The two vessels approached each other, and when the schooner was distant some mile and a quarter, she sent British colours aloft and made the private signal. Archer ordered this answered and hauled their own ensign aloft. Within half an hour, the two ships hove-to within hailing distance and the lieutenant in command of the smaller ship swung out a boat and came aboard the Themis. Archer recognised him from Barbados, a thin, young officer with an oddly stooped carriage for someone so young.
“I have orders for you from Admiral Caldwell,” he said, after pleasantries had been exchanged.
“For Captain Hayden, you mean,” Archer responded.
“No, sir, for you. Captain Hayden sailed from Barbados several days ago, and I have been searching for you or Sir William . . . or any of the frigate captains ever since.”
“Captain Hayden was not captured?” Mr Barthe interjected.
“No. He managed to escape Guadeloupe in a captured French schooner, with most of the men accompanying him, I am told. Caldwell sent him off in this schooner with orders I was not privy to.” He handed a sealed letter to Archer. “And I was sent to deliver these to Sir William if possible, but if not to any commander of a British frigate.”
“Well, you have managed that,” Archer replied. “What are you to do now?”
“I shall continue to look for Sir William for a few more days and then return to Bridgetown.” The young man lowered his voice. “Before I sailed, a rumour had begun to circulate that Mrs Hayden
had been abducted by her brother and perhaps a French spy.”
“That sounds very dramatic,” Archer said. “Was there any truth to it?”
The young officer shrugged. “I cannot say, sir, but the rumour was believed to have begun with the admiral’s servants.”
For a moment the three men stood awkwardly silent.
“Have you any idea where I might find Sir William or the other frigates?”
“Cruising east of the French islands.

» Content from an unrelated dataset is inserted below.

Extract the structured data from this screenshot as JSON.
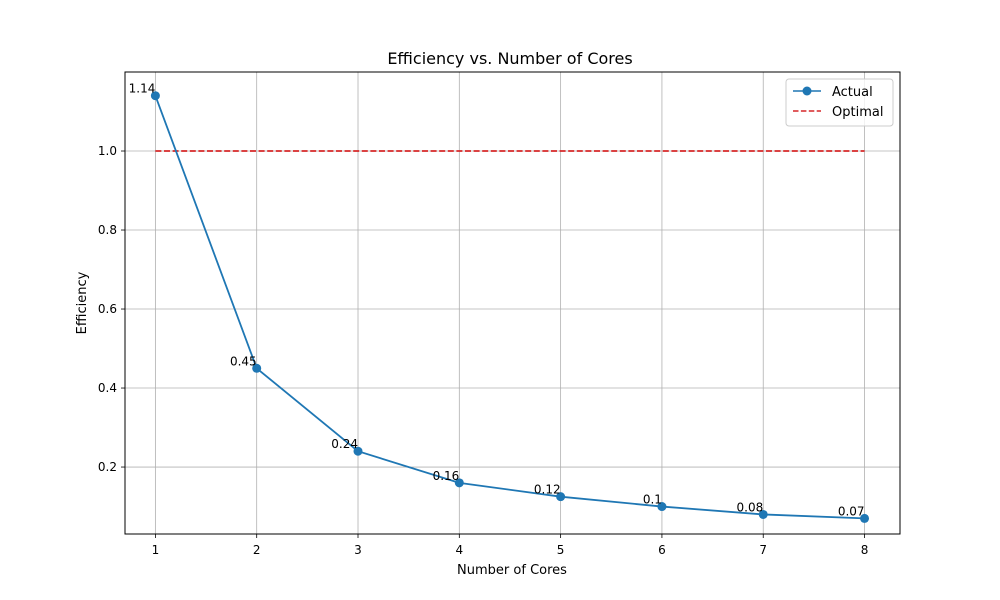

They planned to watch the passes between.”
The lieutenant nodded. “I should be about my business, Captain, if you have no further need of me?”
“By all means. And good luck to you.”
A few moments later, Barthe and Archer retreated to the captain’s cabin and Archer opened the admiral’s orders, which were addressed to Sir William Jones, Captains Oxford and Crowley, and himself.

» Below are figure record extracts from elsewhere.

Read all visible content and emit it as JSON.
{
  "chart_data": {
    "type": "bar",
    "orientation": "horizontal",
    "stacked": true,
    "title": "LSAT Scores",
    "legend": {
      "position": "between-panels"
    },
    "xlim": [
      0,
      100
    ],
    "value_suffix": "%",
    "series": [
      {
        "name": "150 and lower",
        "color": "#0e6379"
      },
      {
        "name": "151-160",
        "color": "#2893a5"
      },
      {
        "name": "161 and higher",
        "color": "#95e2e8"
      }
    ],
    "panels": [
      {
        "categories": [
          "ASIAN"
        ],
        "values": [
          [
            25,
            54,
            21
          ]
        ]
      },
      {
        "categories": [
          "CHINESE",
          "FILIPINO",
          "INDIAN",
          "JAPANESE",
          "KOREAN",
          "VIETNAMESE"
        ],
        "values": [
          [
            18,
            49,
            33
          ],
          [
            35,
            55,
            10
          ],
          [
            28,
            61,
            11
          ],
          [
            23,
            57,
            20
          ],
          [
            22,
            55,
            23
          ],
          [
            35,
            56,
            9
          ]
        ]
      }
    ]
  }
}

I have discovered, beyond reasonable doubt, that the Comte de Latendresse is not a loyal ally of our king and adherent to the royalist cause, as we believed, but is, in truth, a Jacobin spy who has played us false. De Latendresse, through the agency of Don Miguel Campillo, has come into possession of information regarding a Spanish frigate sailing from Vera Cruz to Spain bearing silver. Captain Hayden and I believe that de Latendresse and Campillo have engaged ships to intercept this frigate belonging to our Spanish allies, very likely in the New Channel of the Bahamas. I have dispatched Captain Hayden in a schooner to find and warn the Spanish of this plot. As there is a very real danger that he will not intercept the Spanish vessels or that he will arrive too late, you are to set out immediately for these waters or towards any place that subsequent intelligence would indicate, to warn our allies or protect these ships from predation by enemy vessels. If you find yourself in company with Captain Hayden you are to place yourself under his command until such time as he sees fit to release you.
Archer passed the letter to Barthe, who stood fidgeting nearby. He took it to the window and angled it to the light, his face growing more serious with each sentence.